Designed by Frederick J. Osterling, the building was constructed on the site of Pittsburgh's nineteenth century St. Paul's Catholic Cathedral. It is not known to have been modeled after any particular building, but Brussels Town Hall, Leuven Town Hall (both Brabantine Gothic) and the then-new Woolworth Building have been suggested as influences. The design has also been partially attributed to Pierre A. Liesch (1872–1954), who worked with Osterling on the project. Liesch was a native of Luxembourg and later used a similar Flemish Gothic style for his design of the Croatian Fraternal Union Building.

The Union Trust Company purchased the structure in 1923, renaming it from the Union Arcade to the Union Trust Building, as well as remodeling the first four floors.

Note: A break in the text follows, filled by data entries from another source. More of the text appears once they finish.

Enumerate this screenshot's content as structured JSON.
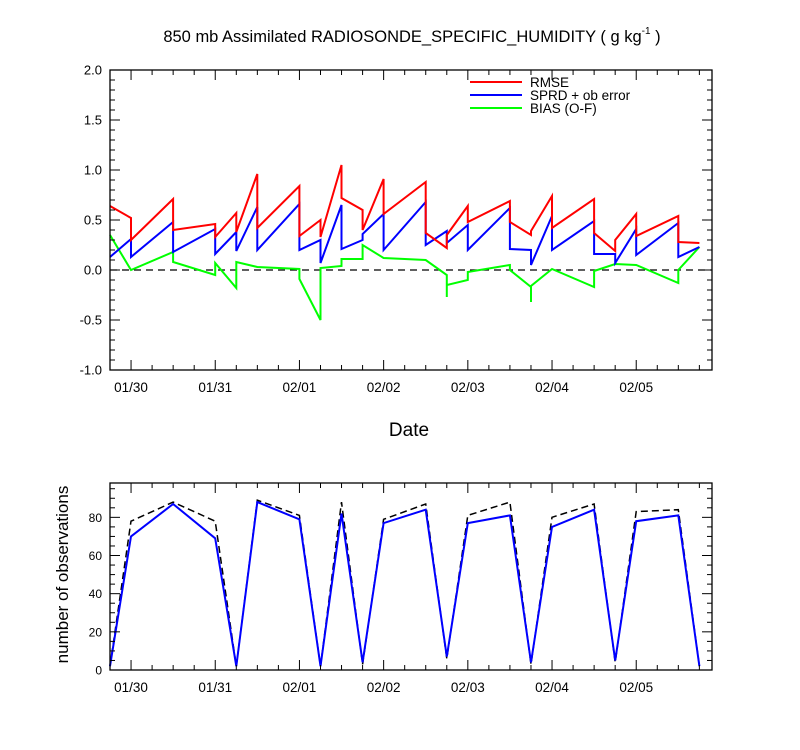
{
  "title": {
    "main": "850 mb Assimilated RADIOSONDE_SPECIFIC_HUMIDITY ( g kg",
    "unit_exponent": "-1",
    "close": " )"
  },
  "colors": {
    "rmse": "#ff0000",
    "sprd": "#0000ff",
    "bias": "#00ff00",
    "possible": "#000000",
    "used": "#0000ff"
  },
  "chart_data": [
    {
      "type": "line",
      "title": "850 mb Assimilated RADIOSONDE_SPECIFIC_HUMIDITY ( g kg-1 )",
      "xlabel": "Date",
      "ylabel": "",
      "xlim": [
        0.0,
        7.15
      ],
      "ylim": [
        -1.0,
        2.0
      ],
      "yticks": [
        "-1.0",
        "-0.5",
        "0.0",
        "0.5",
        "1.0",
        "1.5",
        "2.0"
      ],
      "ytick_values": [
        -1.0,
        -0.5,
        0.0,
        0.5,
        1.0,
        1.5,
        2.0
      ],
      "xticks": [
        "01/30",
        "01/31",
        "02/01",
        "02/02",
        "02/03",
        "02/04",
        "02/05"
      ],
      "xtick_values": [
        0.25,
        1.25,
        2.25,
        3.25,
        4.25,
        5.25,
        6.25
      ],
      "grid": false,
      "legend_position": "top-right",
      "zero_line": "dashed",
      "series": [
        {
          "name": "RMSE",
          "key": "rmse",
          "points": [
            [
              0.0,
              0.64
            ],
            [
              0.25,
              0.52
            ],
            [
              0.25,
              0.3
            ],
            [
              0.75,
              0.71
            ],
            [
              0.75,
              0.4
            ],
            [
              1.25,
              0.46
            ],
            [
              1.25,
              0.33
            ],
            [
              1.5,
              0.57
            ],
            [
              1.5,
              0.38
            ],
            [
              1.75,
              0.96
            ],
            [
              1.75,
              0.42
            ],
            [
              2.25,
              0.84
            ],
            [
              2.25,
              0.34
            ],
            [
              2.5,
              0.5
            ],
            [
              2.5,
              0.33
            ],
            [
              2.75,
              1.05
            ],
            [
              2.75,
              0.72
            ],
            [
              3.0,
              0.6
            ],
            [
              3.0,
              0.4
            ],
            [
              3.25,
              0.91
            ],
            [
              3.25,
              0.56
            ],
            [
              3.75,
              0.88
            ],
            [
              3.75,
              0.37
            ],
            [
              4.0,
              0.22
            ],
            [
              4.0,
              0.35
            ],
            [
              4.25,
              0.64
            ],
            [
              4.25,
              0.48
            ],
            [
              4.75,
              0.69
            ],
            [
              4.75,
              0.48
            ],
            [
              5.0,
              0.35
            ],
            [
              5.0,
              0.39
            ],
            [
              5.25,
              0.74
            ],
            [
              5.25,
              0.42
            ],
            [
              5.75,
              0.71
            ],
            [
              5.75,
              0.37
            ],
            [
              6.0,
              0.19
            ],
            [
              6.0,
              0.3
            ],
            [
              6.25,
              0.56
            ],
            [
              6.25,
              0.34
            ],
            [
              6.75,
              0.54
            ],
            [
              6.75,
              0.28
            ],
            [
              7.0,
              0.27
            ]
          ]
        },
        {
          "name": "SPRD + ob error",
          "key": "sprd",
          "points": [
            [
              0.0,
              0.13
            ],
            [
              0.25,
              0.31
            ],
            [
              0.25,
              0.13
            ],
            [
              0.75,
              0.48
            ],
            [
              0.75,
              0.18
            ],
            [
              1.25,
              0.41
            ],
            [
              1.25,
              0.16
            ],
            [
              1.5,
              0.38
            ],
            [
              1.5,
              0.19
            ],
            [
              1.75,
              0.63
            ],
            [
              1.75,
              0.2
            ],
            [
              2.25,
              0.66
            ],
            [
              2.25,
              0.2
            ],
            [
              2.5,
              0.3
            ],
            [
              2.5,
              0.07
            ],
            [
              2.75,
              0.65
            ],
            [
              2.75,
              0.21
            ],
            [
              3.0,
              0.3
            ],
            [
              3.0,
              0.36
            ],
            [
              3.25,
              0.56
            ],
            [
              3.25,
              0.2
            ],
            [
              3.75,
              0.68
            ],
            [
              3.75,
              0.25
            ],
            [
              4.0,
              0.39
            ],
            [
              4.0,
              0.27
            ],
            [
              4.25,
              0.45
            ],
            [
              4.25,
              0.2
            ],
            [
              4.75,
              0.62
            ],
            [
              4.75,
              0.21
            ],
            [
              5.0,
              0.2
            ],
            [
              5.0,
              0.05
            ],
            [
              5.25,
              0.54
            ],
            [
              5.25,
              0.2
            ],
            [
              5.75,
              0.49
            ],
            [
              5.75,
              0.16
            ],
            [
              6.0,
              0.16
            ],
            [
              6.0,
              0.07
            ],
            [
              6.25,
              0.41
            ],
            [
              6.25,
              0.15
            ],
            [
              6.75,
              0.47
            ],
            [
              6.75,
              0.13
            ],
            [
              7.0,
              0.23
            ]
          ]
        },
        {
          "name": "BIAS (O-F)",
          "key": "bias",
          "points": [
            [
              0.0,
              0.35
            ],
            [
              0.25,
              0.0
            ],
            [
              0.75,
              0.18
            ],
            [
              0.75,
              0.08
            ],
            [
              1.25,
              -0.05
            ],
            [
              1.25,
              0.07
            ],
            [
              1.5,
              -0.18
            ],
            [
              1.5,
              0.08
            ],
            [
              1.75,
              0.03
            ],
            [
              2.25,
              0.01
            ],
            [
              2.25,
              -0.09
            ],
            [
              2.5,
              -0.5
            ],
            [
              2.5,
              0.02
            ],
            [
              2.75,
              0.04
            ],
            [
              2.75,
              0.11
            ],
            [
              3.0,
              0.11
            ],
            [
              3.0,
              0.25
            ],
            [
              3.25,
              0.12
            ],
            [
              3.75,
              0.1
            ],
            [
              4.0,
              -0.05
            ],
            [
              4.0,
              -0.27
            ],
            [
              4.0,
              -0.15
            ],
            [
              4.25,
              -0.1
            ],
            [
              4.25,
              -0.02
            ],
            [
              4.75,
              0.05
            ],
            [
              4.75,
              0.0
            ],
            [
              5.0,
              -0.17
            ],
            [
              5.0,
              -0.32
            ],
            [
              5.0,
              -0.16
            ],
            [
              5.25,
              0.01
            ],
            [
              5.75,
              -0.17
            ],
            [
              5.75,
              -0.01
            ],
            [
              6.0,
              0.06
            ],
            [
              6.25,
              0.05
            ],
            [
              6.75,
              -0.13
            ],
            [
              6.75,
              0.0
            ],
            [
              7.0,
              0.23
            ]
          ]
        }
      ]
    },
    {
      "type": "line",
      "title": "",
      "xlabel": "",
      "ylabel": "number of observations",
      "xlim": [
        0.0,
        7.15
      ],
      "ylim": [
        0,
        98
      ],
      "yticks": [
        "0",
        "20",
        "40",
        "60",
        "80"
      ],
      "ytick_values": [
        0,
        20,
        40,
        60,
        80
      ],
      "xticks": [
        "01/30",
        "01/31",
        "02/01",
        "02/02",
        "02/03",
        "02/04",
        "02/05"
      ],
      "xtick_values": [
        0.25,
        1.25,
        2.25,
        3.25,
        4.25,
        5.25,
        6.25
      ],
      "grid": false,
      "series": [
        {
          "key": "possible",
          "dashed": true,
          "points": [
            [
              0.0,
              2
            ],
            [
              0.25,
              78
            ],
            [
              0.75,
              88
            ],
            [
              1.25,
              78
            ],
            [
              1.5,
              2
            ],
            [
              1.75,
              89
            ],
            [
              2.25,
              81
            ],
            [
              2.5,
              2
            ],
            [
              2.75,
              88
            ],
            [
              3.0,
              3
            ],
            [
              3.25,
              79
            ],
            [
              3.75,
              87
            ],
            [
              4.0,
              6
            ],
            [
              4.25,
              81
            ],
            [
              4.75,
              88
            ],
            [
              5.0,
              3
            ],
            [
              5.25,
              80
            ],
            [
              5.75,
              87
            ],
            [
              6.0,
              4
            ],
            [
              6.25,
              83
            ],
            [
              6.75,
              84
            ],
            [
              7.0,
              2
            ]
          ]
        },
        {
          "key": "used",
          "dashed": false,
          "points": [
            [
              0.0,
              2
            ],
            [
              0.25,
              70
            ],
            [
              0.75,
              87
            ],
            [
              1.25,
              69
            ],
            [
              1.5,
              2
            ],
            [
              1.75,
              88
            ],
            [
              2.25,
              79
            ],
            [
              2.5,
              2
            ],
            [
              2.75,
              82
            ],
            [
              3.0,
              4
            ],
            [
              3.25,
              77
            ],
            [
              3.75,
              84
            ],
            [
              4.0,
              7
            ],
            [
              4.25,
              77
            ],
            [
              4.75,
              81
            ],
            [
              5.0,
              4
            ],
            [
              5.25,
              75
            ],
            [
              5.75,
              84
            ],
            [
              6.0,
              5
            ],
            [
              6.25,
              78
            ],
            [
              6.75,
              81
            ],
            [
              7.0,
              2
            ]
          ]
        }
      ]
    }
  ]
}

Many people believe that the building's unique roof is the result of a restrictive covenant placed on the land by its previous owner, the Diocese of Pittsburgh. One story is that the bishop at the time (Rev. Richard Phelan) placed a restrictive covenant on the land when Frick purchased it so that, although it would now have commercial purposes, residents would always remember the cathedral that once stood there. Another story suggests that there is a requirement that a place of worship must be maintained perpetually on the site, and thus there is supposedly a chapel in one of the towers to comply. This is all urban legend – there was no restrictive covenant or other restriction in the original 1901 deed transferring ownership from religious to secular use.

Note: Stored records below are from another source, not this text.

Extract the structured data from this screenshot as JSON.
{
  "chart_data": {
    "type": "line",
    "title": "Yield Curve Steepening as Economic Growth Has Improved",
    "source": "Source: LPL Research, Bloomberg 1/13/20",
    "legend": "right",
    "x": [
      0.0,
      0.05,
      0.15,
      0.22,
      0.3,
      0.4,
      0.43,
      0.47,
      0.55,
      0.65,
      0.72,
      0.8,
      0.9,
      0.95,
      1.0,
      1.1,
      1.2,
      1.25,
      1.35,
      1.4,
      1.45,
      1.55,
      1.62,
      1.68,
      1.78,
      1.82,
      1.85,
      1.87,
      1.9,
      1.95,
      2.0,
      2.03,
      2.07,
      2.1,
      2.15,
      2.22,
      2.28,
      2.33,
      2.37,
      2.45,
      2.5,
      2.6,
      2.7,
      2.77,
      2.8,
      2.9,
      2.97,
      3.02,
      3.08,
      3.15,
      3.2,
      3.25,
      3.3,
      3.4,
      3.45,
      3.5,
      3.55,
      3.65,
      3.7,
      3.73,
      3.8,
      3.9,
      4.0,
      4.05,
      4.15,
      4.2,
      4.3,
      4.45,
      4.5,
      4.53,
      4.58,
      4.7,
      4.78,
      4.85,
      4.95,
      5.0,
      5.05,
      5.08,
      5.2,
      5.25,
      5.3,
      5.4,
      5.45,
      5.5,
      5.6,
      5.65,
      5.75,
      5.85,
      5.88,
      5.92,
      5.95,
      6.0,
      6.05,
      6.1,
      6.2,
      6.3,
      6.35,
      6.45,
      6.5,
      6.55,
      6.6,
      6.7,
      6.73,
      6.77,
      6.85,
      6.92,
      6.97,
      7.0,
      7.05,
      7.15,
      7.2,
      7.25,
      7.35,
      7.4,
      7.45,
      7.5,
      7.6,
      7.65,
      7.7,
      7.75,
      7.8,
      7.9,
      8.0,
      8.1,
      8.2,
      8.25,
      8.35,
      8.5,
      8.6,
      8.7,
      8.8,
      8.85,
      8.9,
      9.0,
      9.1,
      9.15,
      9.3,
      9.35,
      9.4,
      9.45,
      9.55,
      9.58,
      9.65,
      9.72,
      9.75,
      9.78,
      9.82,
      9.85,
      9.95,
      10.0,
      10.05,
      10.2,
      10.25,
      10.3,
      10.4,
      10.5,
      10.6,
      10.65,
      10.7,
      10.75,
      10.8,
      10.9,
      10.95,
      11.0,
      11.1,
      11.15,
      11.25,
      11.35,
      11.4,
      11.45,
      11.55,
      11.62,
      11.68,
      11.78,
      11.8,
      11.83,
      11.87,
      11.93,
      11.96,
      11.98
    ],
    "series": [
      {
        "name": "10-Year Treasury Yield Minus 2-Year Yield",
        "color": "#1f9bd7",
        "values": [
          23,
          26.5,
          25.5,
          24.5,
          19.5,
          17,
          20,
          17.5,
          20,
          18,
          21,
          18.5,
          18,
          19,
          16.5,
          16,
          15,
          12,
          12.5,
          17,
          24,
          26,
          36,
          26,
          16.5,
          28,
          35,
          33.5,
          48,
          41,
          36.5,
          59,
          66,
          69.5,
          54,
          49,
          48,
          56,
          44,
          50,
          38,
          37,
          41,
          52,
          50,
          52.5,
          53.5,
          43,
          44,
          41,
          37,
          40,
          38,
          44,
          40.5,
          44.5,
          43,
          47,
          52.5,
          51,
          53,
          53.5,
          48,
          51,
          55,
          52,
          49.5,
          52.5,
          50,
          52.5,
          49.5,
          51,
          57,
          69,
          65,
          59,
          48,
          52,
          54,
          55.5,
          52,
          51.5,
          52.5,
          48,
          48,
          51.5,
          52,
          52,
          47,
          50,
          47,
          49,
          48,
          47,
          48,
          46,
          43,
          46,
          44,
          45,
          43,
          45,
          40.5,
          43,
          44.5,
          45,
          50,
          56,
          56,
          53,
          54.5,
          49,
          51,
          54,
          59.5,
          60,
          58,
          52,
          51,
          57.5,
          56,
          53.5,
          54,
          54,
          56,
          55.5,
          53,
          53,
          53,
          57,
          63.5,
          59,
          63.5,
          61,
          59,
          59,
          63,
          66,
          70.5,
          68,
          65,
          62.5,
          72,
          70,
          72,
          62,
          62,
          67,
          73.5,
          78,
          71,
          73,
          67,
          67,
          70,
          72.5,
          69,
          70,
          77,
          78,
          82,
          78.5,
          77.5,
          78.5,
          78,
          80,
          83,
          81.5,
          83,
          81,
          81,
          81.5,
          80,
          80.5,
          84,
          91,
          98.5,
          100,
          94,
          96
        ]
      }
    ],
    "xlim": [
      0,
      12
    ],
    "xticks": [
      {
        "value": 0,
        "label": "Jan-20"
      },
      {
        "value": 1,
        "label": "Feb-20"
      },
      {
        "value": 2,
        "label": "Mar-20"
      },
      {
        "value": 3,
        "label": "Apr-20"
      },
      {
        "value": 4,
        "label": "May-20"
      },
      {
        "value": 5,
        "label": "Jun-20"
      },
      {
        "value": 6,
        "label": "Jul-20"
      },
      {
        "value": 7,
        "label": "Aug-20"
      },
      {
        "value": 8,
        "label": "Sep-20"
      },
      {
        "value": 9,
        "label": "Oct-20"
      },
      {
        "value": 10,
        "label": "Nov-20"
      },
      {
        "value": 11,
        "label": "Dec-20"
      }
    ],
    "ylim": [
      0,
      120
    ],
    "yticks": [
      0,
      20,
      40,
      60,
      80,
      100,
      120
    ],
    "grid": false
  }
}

On May 31, 1984 San Francisco 49ers, Pittsburgh Penguins and Pittsburgh Maulers owner Edward J. DeBartolo, Sr. purchased the building.

In 2008, it was purchased by California investors Michael Kamen and Gerson Fox; by August 2012 the building was the subject of bankruptcy proceedings to avoid a sheriff's sale.

In 2014 the property was sold at a foreclosure auction for $14 million to its current owner, an affiliate of Boston-based The Davis Companies. The Davis Companies' affiliate outbid lender SA Challenger. Extensive restorations were completed in 2016 at a cost of $100 million, including cleaning the exterior stone and lighting the facade at night; extensively repairing and restoring the mansard roof using the original terra-cotta molds; restoring the bronze storefronts; and relighting the stained-glass dome atop the 150-ft-high rotunda, and with two first-floor restaurants opening and restoration of the tenth-floor theater yet to be completed.

==Popular culture==
The building is featured in the 2010 rap video "Black and Yellow" and is seen in the movie She's Out of My League.